Una etiqueta no es una garantía. Es una afirmación. La diferencia es significativa.

La UE opera un sistema de designaciones geográficas y de calidad. Tres importan en el mundo de las especias.

IGP (Indicación Geográfica Protegida) vincula un producto a un territorio específico y exige que al menos una etapa de producción — cultivo, transformación o elaboración — tenga lugar allí. Pimienta de Kampot, Piment d'Espelette, Noix de Grenoble: todas IGP.

DOP (Denominación de Origen Protegida) es más estricta: cada etapa debe realizarse en el territorio definido. Ninguna especia ha obtenido DOP bajo reglamento europeo, aunque varias lo han solicitado.

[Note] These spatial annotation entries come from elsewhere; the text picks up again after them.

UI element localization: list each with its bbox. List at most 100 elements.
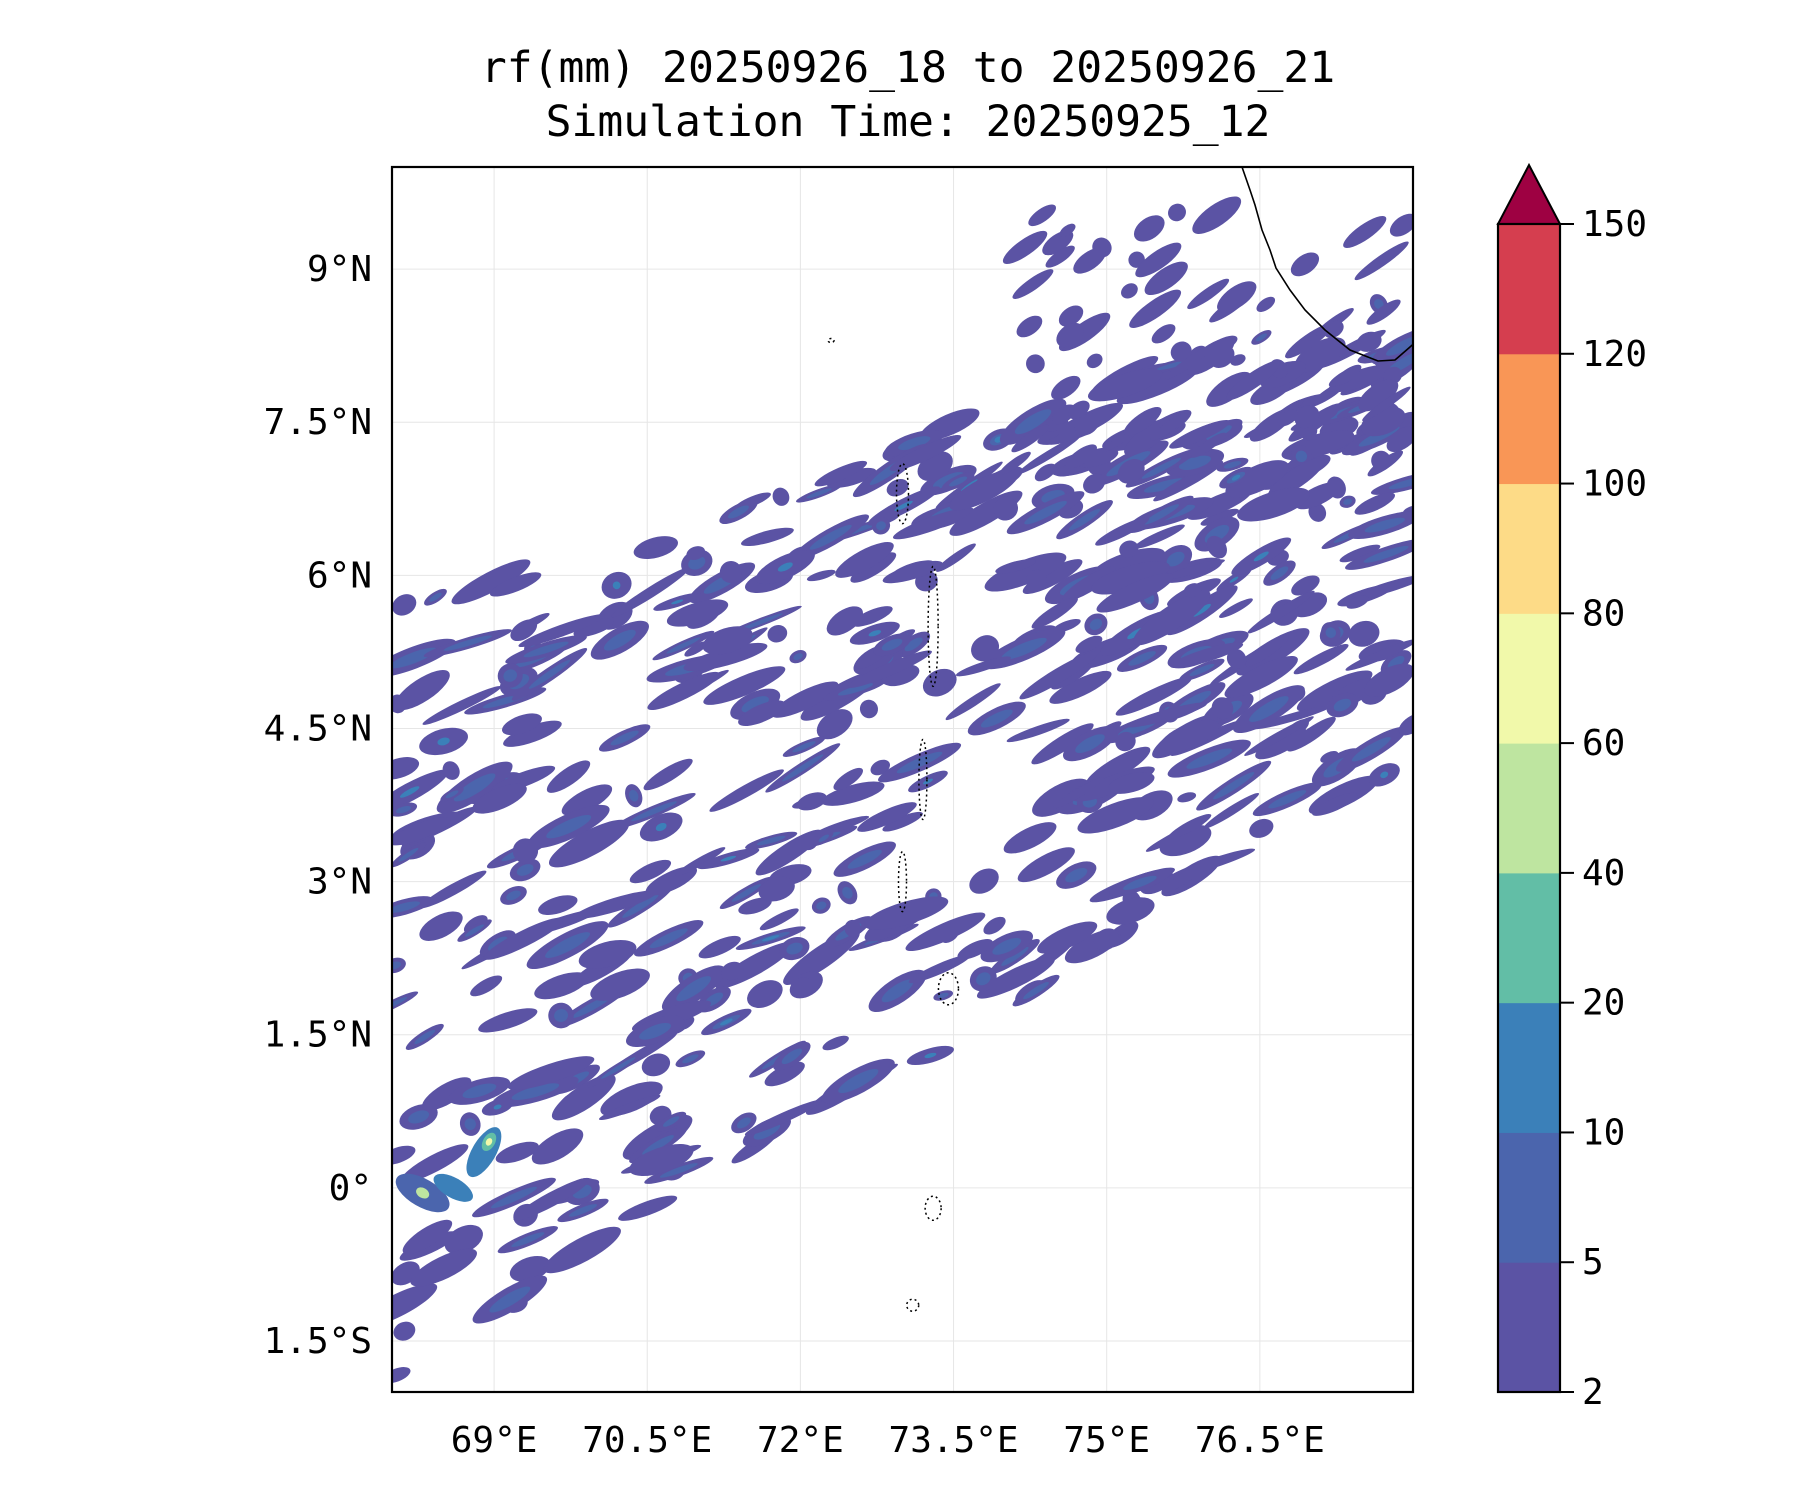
rain-contour-5-10mm: [842, 886, 853, 899]
rain-contour-2-5mm: [772, 487, 790, 506]
rain-contour-2-5mm: [1225, 460, 1289, 498]
rain-contour-2-5mm: [1031, 597, 1078, 629]
rain-contour-2-5mm: [392, 816, 451, 846]
rain-contour-5-10mm: [898, 436, 931, 451]
colorbar-tick-label: 100: [1582, 464, 1647, 505]
rain-contour-2-5mm: [1245, 635, 1289, 667]
rain-contour-2-5mm: [767, 625, 788, 643]
rain-contour-5-10mm: [489, 1286, 531, 1313]
rain-contour-2-5mm: [402, 1219, 453, 1255]
island-outline: [937, 972, 960, 1006]
rain-contour-2-5mm: [518, 614, 605, 648]
rain-contour-5-10mm: [896, 751, 943, 774]
rain-contour-2-5mm: [1339, 544, 1381, 563]
rain-contour-5-10mm: [1123, 875, 1157, 891]
rain-contour-2-5mm: [1083, 473, 1106, 494]
colorbar-tick-label: 80: [1582, 593, 1625, 634]
rain-contour-5-10mm: [1023, 981, 1049, 1000]
rain-contour-5-10mm: [786, 942, 803, 955]
colorbar-segment: [1498, 224, 1560, 355]
colorbar-tick-label: 2: [1582, 1372, 1604, 1413]
rain-contour-10-20mm: [720, 1018, 733, 1026]
rain-contour-2-5mm: [1226, 360, 1281, 401]
rain-contour-2-5mm: [945, 683, 1001, 721]
rain-contour-10-20mm: [655, 822, 667, 832]
rain-contour-5-10mm: [1325, 627, 1337, 638]
rain-contour-2-5mm: [394, 670, 450, 711]
rain-contour-10-20mm: [1231, 474, 1241, 481]
rain-contour-5-10mm: [629, 789, 639, 802]
rain-contour-5-10mm: [1024, 500, 1067, 525]
rain-contour-2-5mm: [600, 1081, 663, 1117]
rain-contour-2-5mm: [1115, 676, 1192, 716]
rain-contour-5-10mm: [631, 801, 677, 822]
rain-contour-5-10mm: [465, 924, 485, 937]
rain-contour-5-10mm: [398, 847, 419, 862]
rain-contour-2-5mm: [1075, 635, 1103, 654]
rain-contour-5-10mm: [1143, 478, 1186, 493]
rain-contour-2-5mm: [1026, 354, 1045, 374]
colorbar-tick-label: 20: [1582, 983, 1625, 1024]
rain-contour-10-20mm: [761, 935, 780, 942]
rain-contour-2-5mm: [1037, 921, 1098, 954]
rain-contour-2-5mm: [1294, 405, 1320, 429]
rain-contour-2-5mm: [1129, 289, 1182, 329]
rain-contour-2-5mm: [392, 757, 420, 780]
rain-contour-2-5mm: [489, 572, 542, 597]
rain-contour-2-5mm: [1290, 252, 1320, 277]
island-outline: [924, 1195, 942, 1221]
colorbar-tick-label: 150: [1582, 204, 1647, 245]
rain-contour-2-5mm: [1185, 337, 1235, 376]
rain-contour-5-10mm: [392, 901, 421, 913]
rain-contour-2-5mm: [1287, 716, 1336, 752]
rain-contour-5-10mm: [490, 1186, 538, 1209]
rain-contour-5-10mm: [464, 1118, 476, 1131]
rain-contour-5-10mm: [554, 1009, 568, 1022]
rain-contour-2-5mm: [1144, 261, 1188, 296]
colorbar-segment: [1498, 1002, 1560, 1133]
rain-contour-5-10mm: [1186, 748, 1233, 769]
rain-contour-2-5mm: [1065, 444, 1097, 469]
rain-contour-5-10mm: [1089, 618, 1103, 630]
rain-contour-5-10mm: [781, 1048, 803, 1065]
rain-contour-2-5mm: [721, 961, 744, 981]
rain-contour-5-10mm: [756, 835, 786, 846]
y-axis: 1.5°S 0° 1.5°N 3°N 4.5°N 6°N 7.5°N 9°N: [264, 249, 372, 1362]
rain-contour-2-5mm: [755, 829, 822, 876]
rain-contour-2-5mm: [686, 546, 706, 560]
rain-contour-2-5mm: [1132, 590, 1211, 646]
rain-contour-2-5mm: [1191, 432, 1226, 458]
rain-contour-2-5mm: [1256, 296, 1276, 312]
rain-contour-2-5mm: [393, 1321, 416, 1341]
rain-contour-2-5mm: [495, 1141, 539, 1164]
rain-contour-5-10mm: [546, 814, 592, 839]
rain-contour-2-5mm: [1017, 435, 1081, 475]
rain-contour-2-5mm: [971, 635, 1000, 662]
rain-contour-5-10mm: [1206, 425, 1232, 441]
rain-contour-5-10mm: [876, 521, 886, 531]
rain-contour-2-5mm: [422, 1077, 472, 1111]
rain-contour-2-5mm: [392, 594, 417, 616]
rain-contour-2-5mm: [392, 1367, 411, 1384]
rain-contour-2-5mm: [401, 1144, 469, 1183]
rain-contour-5-10mm: [568, 1204, 598, 1217]
rain-contour-2-5mm: [847, 650, 932, 688]
island-outline: [918, 738, 928, 821]
y-tick-label: 6°N: [307, 555, 372, 596]
colorbar-segment: [1498, 872, 1560, 1004]
rain-contour-5-10mm: [445, 790, 459, 799]
rain-contour-2-5mm: [531, 1128, 584, 1165]
rain-contour-2-5mm: [738, 897, 772, 915]
rain-contour-peak: [485, 1138, 493, 1146]
colorbar-segment: [1498, 353, 1560, 485]
rain-contour-2-5mm: [1087, 368, 1163, 402]
colorbar-segment: [1498, 1262, 1560, 1393]
rain-contour-2-5mm: [1312, 792, 1358, 816]
rain-contour-2-5mm: [1343, 215, 1387, 249]
rain-contour-2-5mm: [1328, 364, 1391, 393]
rain-contour-5-10mm: [1143, 504, 1180, 525]
rain-contour-10-20mm: [1229, 576, 1239, 583]
rain-contour-2-5mm: [758, 876, 795, 902]
rain-contour-2-5mm: [1159, 719, 1219, 753]
rain-contour-2-5mm: [709, 769, 784, 812]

Los Presidios Slow Food operan fuera del marco regulatorio europeo. Un Presidio no tiene fuerza legal — pero suele indicar un nivel de compromiso productivo más granular que el mínimo europeo.

Tres trampas a evitar

Primera trampa: confundir origen con certificación. "Producto de Camboya" no dice nada sobre la variedad o el proceso. Segunda trampa: nombres de marca privada diseñados para sonar oficiales — "Gran Reserva", "Selección Artesanal" — no tienen contenido regulatorio. Tercera trampa: IGP mal atribuida. Un producto "elaborado con pimienta de Kampot" no es lo mismo que "pimienta de Kampot IGP."

El indicador más fiable tras la certificación oficial es un productor con nombre y un número de lote trazable. Cuando una etiqueta lo dice todo excepto quién cultivó y cuándo, está ocultando algo.